Infrastructure and investment
- The chancellor says he will increase investment to support London-style transport across the regions of England.
- The government will invest £21bn on roads and £46bn on railways to improve journey times between cities.
- Sunak announces the government’s target for hitting research and development spending will reach £22bn by 2026-27, two years later than had been initially planned.
- The government will invest £20bn in R&D by 2024-25. Sunak says this stands as a “record investment to secure the UK’s future as a global science superpower”.
- Sunak announces he will limit tax relief for business R&D spending so that it only applies to domestic activities.
Employment and skills
- The chancellor says the government will raise government spending on skills and training by £3.8bn over the parliament, an increase of 42%.
- He confirms the government will launch a UK-wide numeracy service called Multiply.
- He says the programme will help 500,000 adults improve their numeracy.
- Internal domestic flights will have air passenger duty cut. He says 9 million passengers will have their duty cut by half, “bringing people together across the UK”.
- The chancellor confirms that the bank surcharge will be cut from 8% to 3%.
- Sunak says changes to business rates will be reformed to support companies, including a new 12-month relief for companies to invest in their premises.
- The chancellor says the investment incentives are worth £750m.
- Next year’s planned increase in the business rates multiplier will be cancelled. That is worth £4.6bn over the next five years, he says.
- Sunak announces a 50% business rates discount for companies in retail, hospitality and leisure sectors, up to a maximum of £110,000. It is a cut worth £1.7bn.
- The chancellor says: “This is the biggest single year tax cut to business rates in over 30 years.”
Pubs and alcohol duty
- Sunak announces radical changes for alcohol duty, in what he calls the biggest changes for 140 years.
- The UK’s main duty rates on alcohol will be cut from 15 to six in a simplified system.

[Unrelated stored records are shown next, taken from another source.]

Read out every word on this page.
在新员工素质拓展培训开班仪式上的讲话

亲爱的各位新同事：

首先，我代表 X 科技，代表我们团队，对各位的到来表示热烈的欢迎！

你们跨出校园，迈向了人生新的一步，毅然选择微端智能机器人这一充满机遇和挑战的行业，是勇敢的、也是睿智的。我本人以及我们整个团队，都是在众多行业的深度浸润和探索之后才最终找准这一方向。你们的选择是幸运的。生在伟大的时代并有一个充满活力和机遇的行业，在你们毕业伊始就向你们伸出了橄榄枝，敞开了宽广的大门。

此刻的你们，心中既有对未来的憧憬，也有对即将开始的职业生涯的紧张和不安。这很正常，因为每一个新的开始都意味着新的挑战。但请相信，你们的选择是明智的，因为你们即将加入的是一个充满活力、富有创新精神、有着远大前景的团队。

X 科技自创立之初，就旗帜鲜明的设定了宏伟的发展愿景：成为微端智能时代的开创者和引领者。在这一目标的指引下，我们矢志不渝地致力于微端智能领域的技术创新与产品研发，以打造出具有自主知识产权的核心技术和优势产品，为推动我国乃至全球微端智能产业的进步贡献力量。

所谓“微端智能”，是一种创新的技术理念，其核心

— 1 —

- Higher strength alcoholic drinks will attract higher duties, including stronger red wines, fortified wines and high-strength ciders. Lower strength drinks – such as rose, fruit ciders and liqueurs – will attract a lower tax rate than currently.

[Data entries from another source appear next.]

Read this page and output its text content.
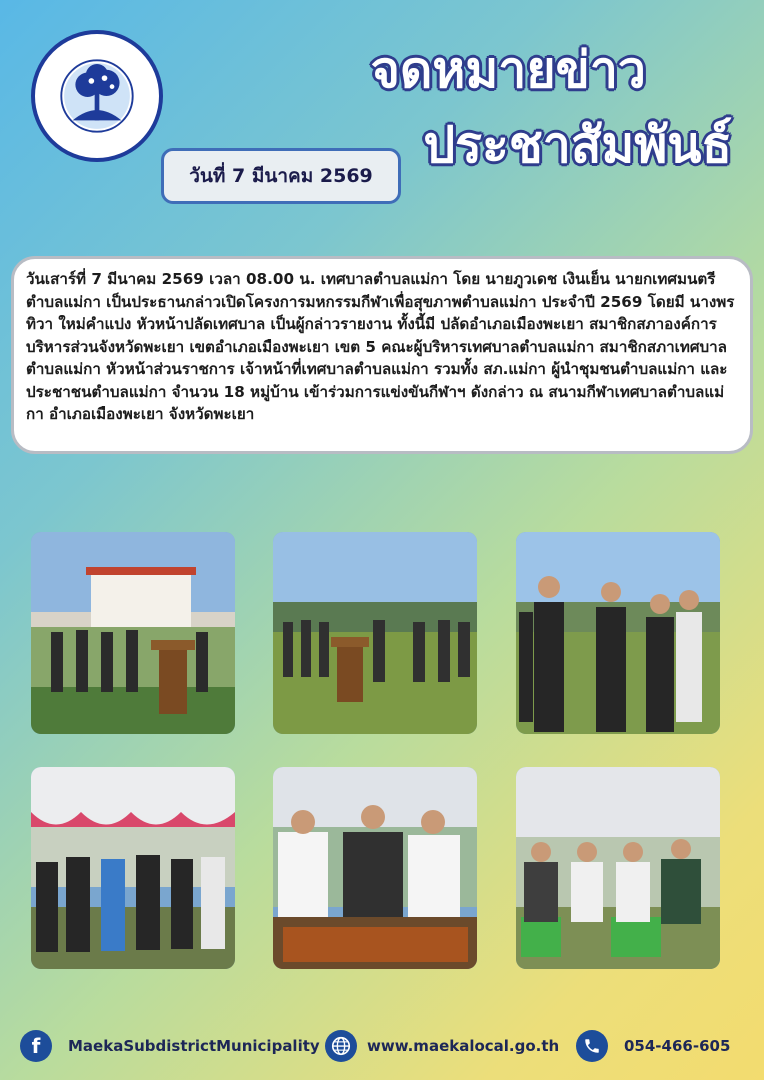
วันที่ 7 มีนาคม 2569
จดหมายข่าว
ประชาสัมพันธ์
วันเสาร์ที่ 7 มีนาคม 2569 เวลา 08.00 น. เทศบาลตำบลแม่กา โดย นายภูวเดช เงินเย็น นายกเทศมนตรีตำบลแม่กา เป็นประธานกล่าวเปิดโครงการมหกรรมกีฬาเพื่อสุขภาพตำบลแม่กา ประจำปี 2569 โดยมี นางพรทิวา ใหม่คำแปง หัวหน้าปลัดเทศบาล เป็นผู้กล่าวรายงาน ทั้งนี้มี ปลัดอำเภอเมืองพะเยา สมาชิกสภาองค์การบริหารส่วนจังหวัดพะเยา เขตอำเภอเมืองพะเยา เขต 5 คณะผู้บริหารเทศบาลตำบลแม่กา สมาชิกสภาเทศบาลตำบลแม่กา หัวหน้าส่วนราชการ เจ้าหน้าที่เทศบาลตำบลแม่กา รวมทั้ง สภ.แม่กา ผู้นำชุมชนตำบลแม่กา และประชาชนตำบลแม่กา จำนวน 18 หมู่บ้าน เข้าร่วมการแข่งขันกีฬาฯ ดังกล่าว ณ สนามกีฬาเทศบาลตำบลแม่กา อำเภอเมืองพะเยา จังหวัดพะเยา
f	MaekaSubdistrictMunicipality	www.maekalocal.go.th	054-466-605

- Pubs and bars will benefit from a new “draft relief” cutting duty on beer and cider sold in pubs by the most since 1923.
- The cost of a pint will be permanently cut by 3p.
- There will be a small brewers’ relief, including for cider makers.
- The chancellor says the reforms are taking advantage of leaving the EU to simplify the system.
- The chancellor says alcohol duties are “full of historical anomalies” as it dates back to 1643.
Cost of living
- The chancellor says an increase in fuel duty will be cancelled, saving motorists £8bn over five years.
- After 12 years of freezing fuel duty it will save the average motorist £1,900.
- The chancellor confirms the national living wage will increase from £8.91 to £9.50 an hour from April.
Taxation and universal credit
- Sunak announces that he will cut the taper rate in universal credit from 63p to 55p. This will be worth more than £2bn.
- The work allowance will be increased by £500.
- The chancellor says this will be implemented no later than 1 December.
- It comes after the government cut universal credit by £20 a week from early October after a temporary uplift during the coronavirus pandemic, in a cut worth more than £5bn.